Jovial, bonhomme, Stéphane Lissner répond en italien à son interlocuteur. Le flamboyant directeur est dans son bureau, il parle un italien parfait mâtiné d’un léger accent, comme en son temps Jacques Chirac quand il s’exprimait dans la langue de Yeats. Nous sommes le 7 mai. Stupéfaits, les observateurs se disent « que fait Stéphane Lissner dans son théâtre à Naples alors qu’il devrait être dans son theatre à Paris à régler l’une des pires crises structurelles d’une maison qui vit pourtant au rythme des crises structurelles ? »
Certains, mauvais, osent s’indigner de cette double casquette consubstantielle au métier de directeur d’opéra. Les valises entre deux villes, le cœur à Naples, les souliers à Paris. Ou inversement. Bientôt, l’imbroglio est dissipé : Stéphane Lissner n’est en fait plus là. Il est déjà à Naples et quittera Paris plus tôt. Un communiqué du ministre de la culture tresse d’infinies louanges au directeur sortant et, chemin faisant, mandate le directeur-elect, Alexander Neef, pour une mission spéciale. Un grand inventaire des maux de l’Opera de Paris. Un compendium, en somme, de l’affliction qui bientôt s’abattra sur Garnier et sur Bastille. Rien de plus logique, explique Lissner, qu’un directeur sortant gère une crise qui affectera essentiellement le projet (et les employés) de son successeur. Comment lui donner tort ?
Seulement, Alexander Neef fait savoir à la presse que son arrivée prématurée à Paris – qui elle-même présuppose un départ anticipé de Toronto, théâtre qu’il dirige – n’est en fait pas totalement acquise. Silence consterné.
Ce vendredi soir, les employés de l’Opera de Paris resteront sur cet étrange charivari. Nous n’excluons pas qu’ils s’en trouvent considérablement perturbés et qu’ils s’interrogent sur le fascinant ballet du pouvoir. Comment leur donner tort ?

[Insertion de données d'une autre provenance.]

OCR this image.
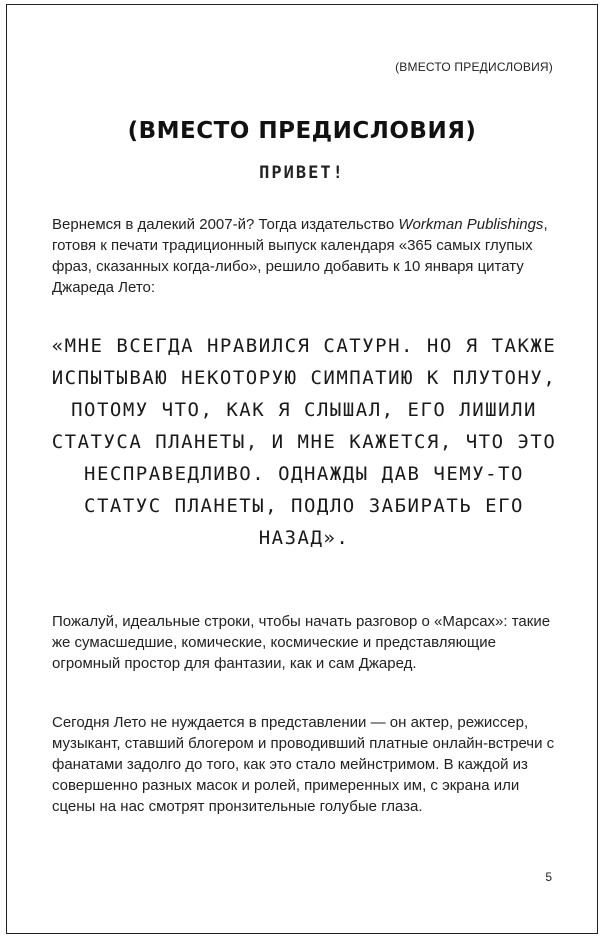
(ВМЕСТО ПРЕДИСЛОВИЯ)
(ВМЕСТО ПРЕДИСЛОВИЯ)
ПРИВЕТ!

Вернемся в далекий 2007-й? Тогда издательство Workman Publishings, готовя к печати традиционный выпуск календаря «365 самых глупых фраз, сказанных когда-либо», решило добавить к 10 января цитату Джареда Лето:

«МНЕ ВСЕГДА НРАВИЛСЯ САТУРН. НО Я ТАКЖЕ ИСПЫТЫВАЮ НЕКОТОРУЮ СИМПАТИЮ К ПЛУТОНУ, ПОТОМУ ЧТО, КАК Я СЛЫШАЛ, ЕГО ЛИШИЛИ СТАТУСА ПЛАНЕТЫ, И МНЕ КАЖЕТСЯ, ЧТО ЭТО НЕСПРАВЕДЛИВО. ОДНАЖДЫ ДАВ ЧЕМУ-ТО СТАТУС ПЛАНЕТЫ, ПОДЛО ЗАБИРАТЬ ЕГО НАЗАД».

Пожалуй, идеальные строки, чтобы начать разговор о «Марсах»: такие же сумасшедшие, комические, космические и представляющие огромный простор для фантазии, как и сам Джаред.

Сегодня Лето не нуждается в представлении — он актер, режиссер, музыкант, ставший блогером и проводивший платные онлайн-встречи с фанатами задолго до того, как это стало мейнстримом. В каждой из совершенно разных масок и ролей, примеренных им, с экрана или сцены на нас смотрят пронзительные голубые глаза.

5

Mise à jour – 13 juin 4h30 : Nouveau rebondissement ce soir, dans une interview accordée au Figaro, le futur directeur de l’Opéra de Paris confirme son arrivée prochaine en France dès la levée du confinement et revient sur cette situation inédite: « il refuse de juger la décision de Lissner mais (prévient qu’) il va falloir s’organiser », en particulier travailler sur sa succession à Toronto et se contenter de 6 mois de recouvrement avec Lissner, lorsque deux ans est déjà un délai court dans le monde de l’Opéra.
Alexander Neef détaille ensuite avec beaucoup de sérénité les différents chantiers qu’il devra affronter.